Dos 26 hectares, 23,4 formam um único vinhedo. A densidade é de 6,5 a 7,5 mil plantas por hectare. A colheita é toda feita a mão. Os vinhos passam por barricas de carvalho novas de 18 a 24 meses. A produção anual é de cerca de 90 mil garrafas para seu vinho principal e cerca de 15 mil do seu segundo vinho: Carillon d'Angélus. O engarrafamento ocorre de 20 a 26 meses depois da colheita. O famoso enólogo Michel Rolland, amigo de Hubert, presta consultoria para o Château.
Não há como degustar o vinho do château e não lembrar do famoso quadro de Millet (acima) |
O vinho
Sofisticado, o Angélus é um símbolo de Saint-Émilion. Degustá-lo e não lembrar do famoso quadro de Millet (o Angelus, em que os trabalhadores do campo, com a torre de uma igreja ao fundo, param para rezar) é quase impossível. Aliás, abrir uma garrafa deste vinho talvez mereça mesmo uma oração solene. No entanto, mais recentemente, outra imagem se associou ao vinho, quando o mais célebre agente secreto do cinema apareceu em uma cena do filme "007 Cassino Royale" provando este néctar.
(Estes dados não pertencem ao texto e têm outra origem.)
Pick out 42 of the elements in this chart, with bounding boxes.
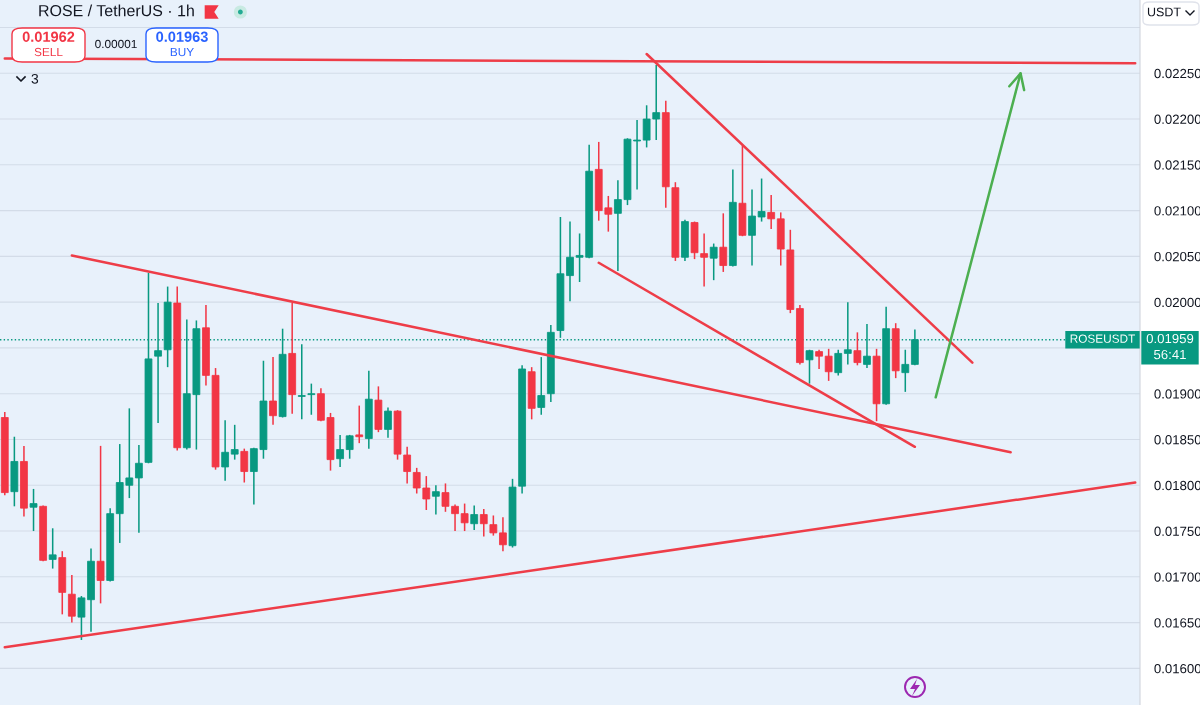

Diz-se que o Ângelus (antes L'Angélus - mas perdeu o "l" em 1990) é rico, denso e untuoso devido ao terroir de maturação precoce. Os aromas costumam ser de uma hortelã apimentada, chocolate e lápis, elegantes e refinados. Os taninos são densos, porém sedosos e contribuem para a boa evolução do Angélus em garrafa. As últimas grandes safras foram: 1988, 1989, 1990, 1994, 1998, 2000 e 2005.